Die Kläger sind gemäß § 56 Abs. 1 Erstes Buch Sozialgesetzbuch (SGB I) Sonderrechtsnachfolger des verstorbenen Versicherten und deshalb berechtigt, die Berufung nach dem Tod des Klägers fortzuführen.

Ergänzend ist noch darauf hinzuweisen, dass auch das Vorbringen des Klägerbevollmächtigten im Berufungsverfahren zu keiner anderen Beurteilung der Sach- und Rechtslage führen konnte. Zum einen wurden die arbeitstechnischen Voraussetzungen zutreffend verneint. Auch die erneute Aufzählung der vom Versicherten durchgeführten Tätigkeiten bei der Bausanierung kann hieran nichts ändern. Die BK 2108 versichert nur ganz bestimmte Tätigkeiten, nämlich das Heben und Tragen schwerer Lasten bzw. langjährige Tätigkeiten in extremer Rumpfbeugehaltung. Die vom Bevollmächtigten dargestellten Tätigkeiten sind körperliche Schwerarbeit, fallen aber nicht sämtlich unter diese Voraussetzungen. Weitere Berufskrankheiten werden in bereits anhängigen Verfahren geprüft.

Es ist unstreitig, dass der Versicherte von 1993 bis zu seiner Erkrankung und dem Ausscheiden aus dem Erwerbsleben schwere körperliche Arbeit verrichtet hat. Im hiesigen Verfahren können jedoch nur Tätigkeiten berücksichtigt werden, die unter die Definition der BK 2108 fallen. Der Kläger hat hier auch nicht die geforderte halbe Belastung nach dem MDD erfüllt. Bis zum Auftreten der ersten Beschwerden sind im Übrigen nur fünf Jahre vergangen. Auch dies ist nur die Hälfte der in der Regel geforderten Belastungszeit.

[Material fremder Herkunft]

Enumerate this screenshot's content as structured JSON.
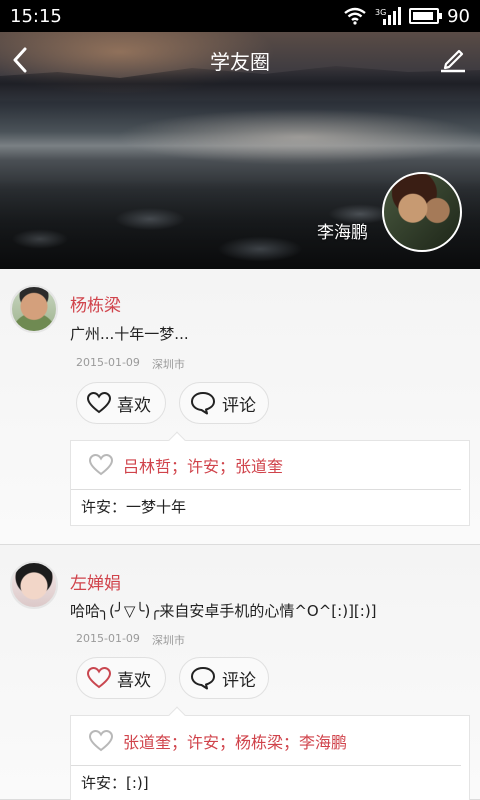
{
  "status_bar": {
    "time": "15:15",
    "network": "3G",
    "battery_level": "90",
    "battery_fraction": 0.9
  },
  "header": {
    "title": "学友圈",
    "user_name": "李海鹏"
  },
  "posts": [
    {
      "author": "杨栋梁",
      "text": "广州...十年一梦...",
      "date": "2015-01-09",
      "location": "深圳市",
      "like_label": "喜欢",
      "comment_label": "评论",
      "likers": "吕林哲；许安；张道奎",
      "comments": [
        "许安：一梦十年"
      ]
    },
    {
      "author": "左婵娟",
      "text": "哈哈╮(╯▽╰)╭来自安卓手机的心情^O^[:)][:)]",
      "date": "2015-01-09",
      "location": "深圳市",
      "like_label": "喜欢",
      "comment_label": "评论",
      "likers": "张道奎；许安；杨栋梁；李海鹏",
      "comments": [
        "许安：[:)]"
      ]
    }
  ],
  "colors": {
    "accent": "#d0434b",
    "status_bar": "#000000"
  },
  "icons": {
    "back": "chevron-left-icon",
    "edit": "pencil-icon",
    "like": "heart-icon",
    "comment": "speech-bubble-icon"
  }
}
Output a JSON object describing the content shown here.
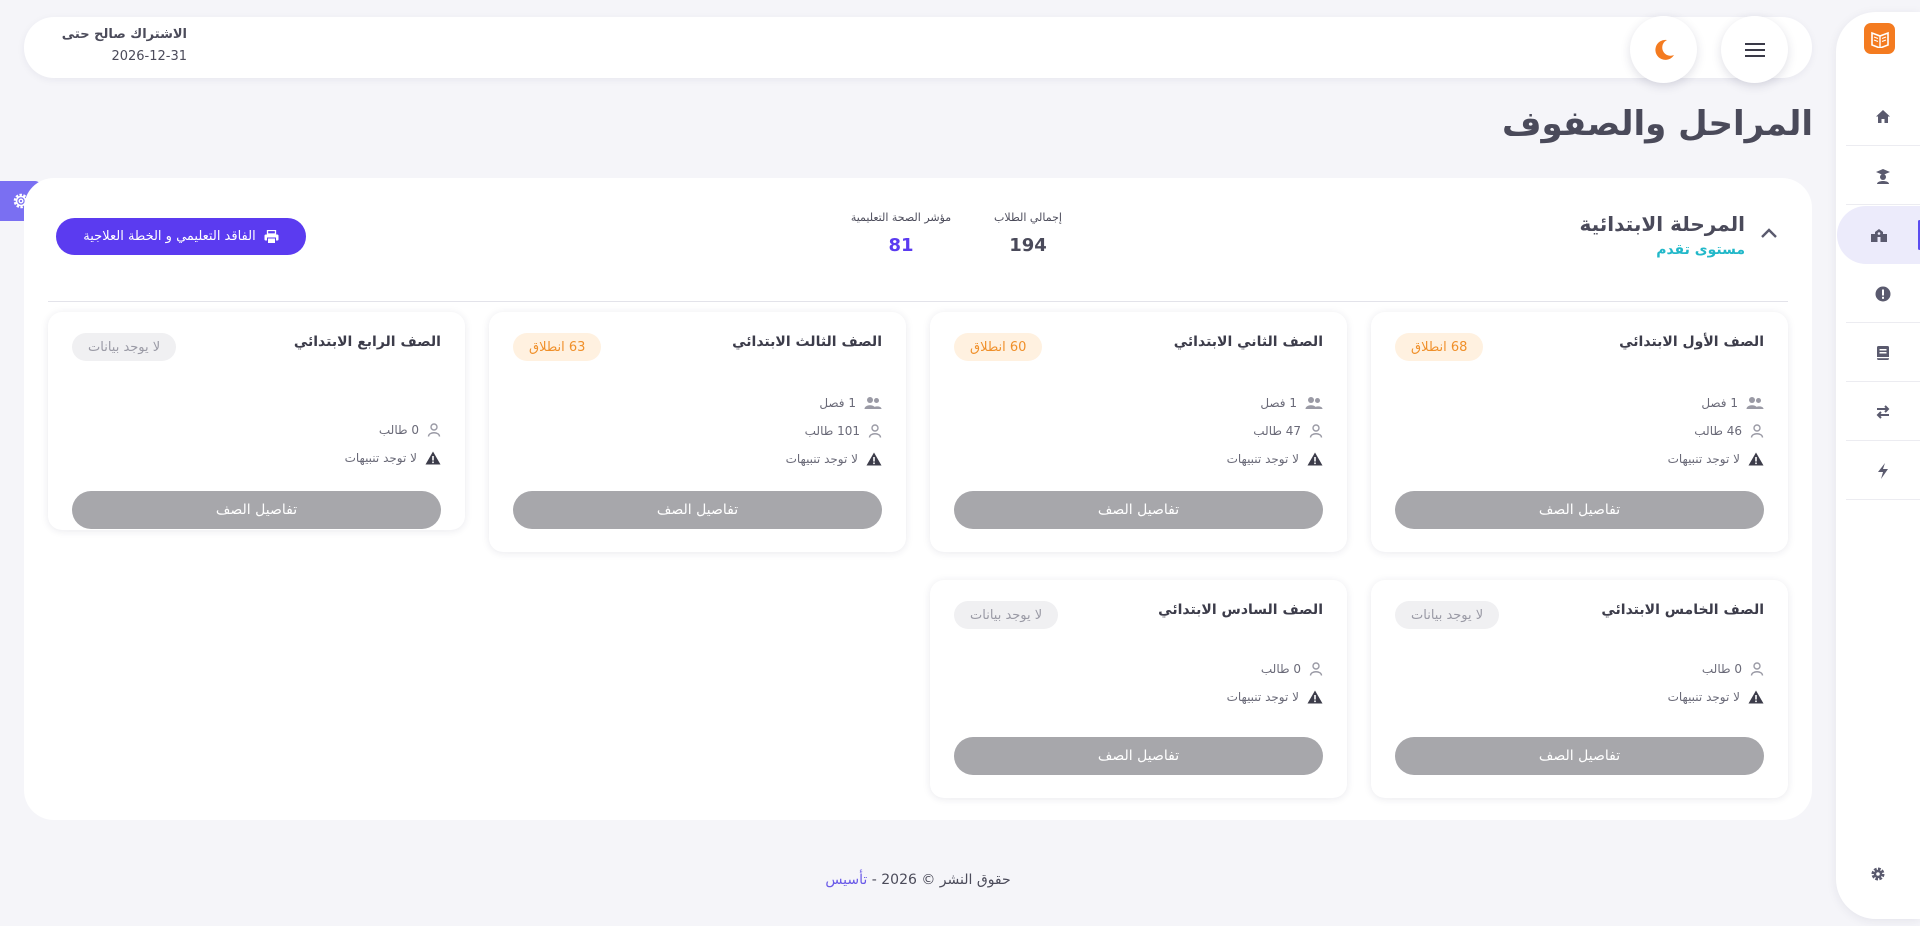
{
  "header": {
    "subscription_label": "الاشتراك صالح حتى",
    "subscription_date": "2026-12-31",
    "menu_icon": "hamburger-menu-icon",
    "theme_icon": "moon-icon"
  },
  "page": {
    "title": "المراحل والصفوف"
  },
  "sidebar": {
    "logo_icon": "book-logo-icon",
    "items": [
      {
        "icon": "home-icon",
        "active": false
      },
      {
        "icon": "graduate-icon",
        "active": false
      },
      {
        "icon": "school-icon",
        "active": true
      },
      {
        "icon": "alert-circle-icon",
        "active": false
      },
      {
        "icon": "book-icon",
        "active": false
      },
      {
        "icon": "transfer-icon",
        "active": false
      },
      {
        "icon": "bolt-icon",
        "active": false
      },
      {
        "icon": "settings-icon",
        "active": false
      }
    ]
  },
  "stage": {
    "title": "المرحلة الابتدائية",
    "level": "مستوى تقدم",
    "stats": [
      {
        "label": "إجمالي الطلاب",
        "value": "194"
      },
      {
        "label": "مؤشر الصحة التعليمية",
        "value": "81"
      }
    ],
    "print_label": "الفاقد التعليمي و الخطة العلاجية"
  },
  "grades": [
    {
      "name": "الصف الأول الابتدائي",
      "badge": "68 انطلاق",
      "classes": "1 فصل",
      "students": "46 طالب",
      "alerts": "لا توجد تنبيهات",
      "button": "تفاصيل الصف"
    },
    {
      "name": "الصف الثاني الابتدائي",
      "badge": "60 انطلاق",
      "classes": "1 فصل",
      "students": "47 طالب",
      "alerts": "لا توجد تنبيهات",
      "button": "تفاصيل الصف"
    },
    {
      "name": "الصف الثالث الابتدائي",
      "badge": "63 انطلاق",
      "classes": "1 فصل",
      "students": "101 طالب",
      "alerts": "لا توجد تنبيهات",
      "button": "تفاصيل الصف"
    },
    {
      "name": "الصف الرابع الابتدائي",
      "badge": "لا يوجد بيانات",
      "students": "0 طالب",
      "alerts": "لا توجد تنبيهات",
      "button": "تفاصيل الصف"
    },
    {
      "name": "الصف الخامس الابتدائي",
      "badge": "لا يوجد بيانات",
      "students": "0 طالب",
      "alerts": "لا توجد تنبيهات",
      "button": "تفاصيل الصف"
    },
    {
      "name": "الصف السادس الابتدائي",
      "badge": "لا يوجد بيانات",
      "students": "0 طالب",
      "alerts": "لا توجد تنبيهات",
      "button": "تفاصيل الصف"
    }
  ],
  "footer": {
    "text": "حقوق النشر © 2026 -",
    "brand": "تأسيس"
  },
  "colors": {
    "accent": "#5b3bf0",
    "teal": "#22b8c9",
    "orange": "#f47b20",
    "stat_students": "#4a4a5a",
    "stat_health": "#5b3bf0"
  }
}
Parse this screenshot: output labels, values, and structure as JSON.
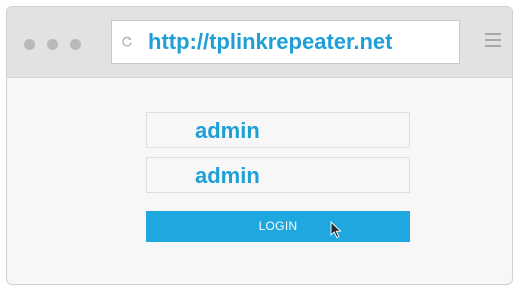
{
  "browser": {
    "url": "http://tplinkrepeater.net",
    "icons": {
      "window_controls": [
        "dot-icon",
        "dot-icon",
        "dot-icon"
      ],
      "reload": "refresh-icon",
      "menu": "hamburger-menu-icon"
    }
  },
  "login_form": {
    "username_value": "admin",
    "password_value": "admin",
    "login_label": "LOGIN"
  },
  "colors": {
    "accent": "#1e9fd6",
    "button": "#1fa7e0",
    "chrome": "#e2e2e2"
  }
}
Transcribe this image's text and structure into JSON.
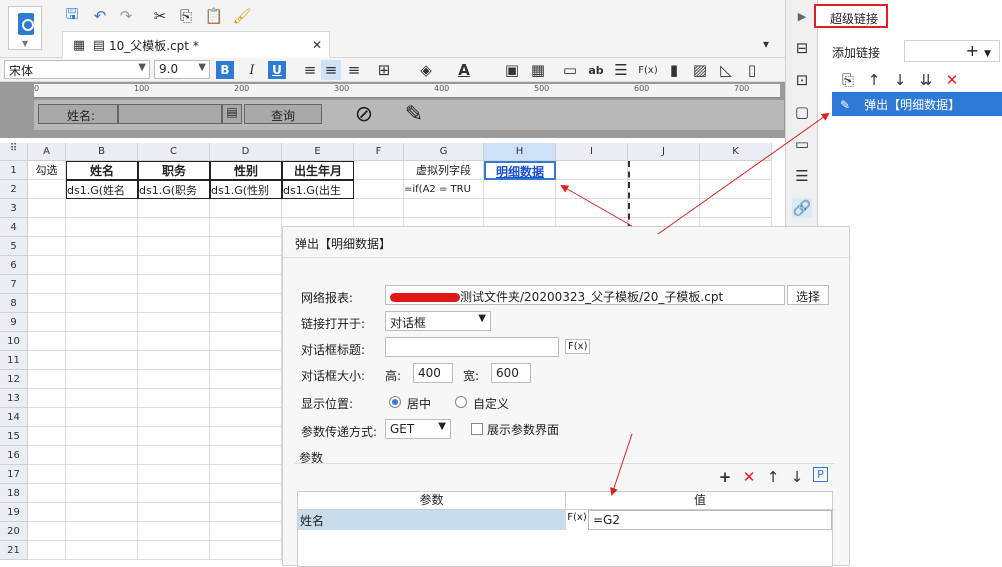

Die vom Kläger benannte Sachverständige Dr. Q. führt in ihrem Gutachten aus, die medizinischen Voraussetzungen könnten letztendlich nicht mehr geklärt werden, da sie hierfür erforderliche Untersuchungen wegen des Todes des Klägers nicht mehr durchführen konnte. Im Übrigen ergeben die von Dr. P. nochmals in seiner ergänzenden Stellungnahme für den Senat dargelegten Befunde nicht das Schadensbild, das die BK 2108 voraussetzt. Dr. P. hat bei seinen Ausführungen die Konsensempfehlungen berücksichtigt. Er hat alle zur Verfügung stehenden radiologischen Befunde ausgewertet. Eine Nervenwurzelirritation ist nicht nachgewiesen. Dies hat wohl auch die Sachverständige Dr. Q. so gesehen, da sie die medizinischen Fragen am Ende ihres Gutachtens offen gelassen hat.

Somit war die Berufung zurückzuweisen. Das Urteil des Sozialgerichts München vom 08.10.2008 entspricht der Sach- und Rechtslage. Dies gilt auch für die Verfahrenskosten nach § 192 SGG.

Die Kostenfolge ergibt sich aus § 193 SGG.

Gründe für die Zulassung der Revision liegen nicht vor (§ 160 Abs.2 Nrn.1 und 2 SGG).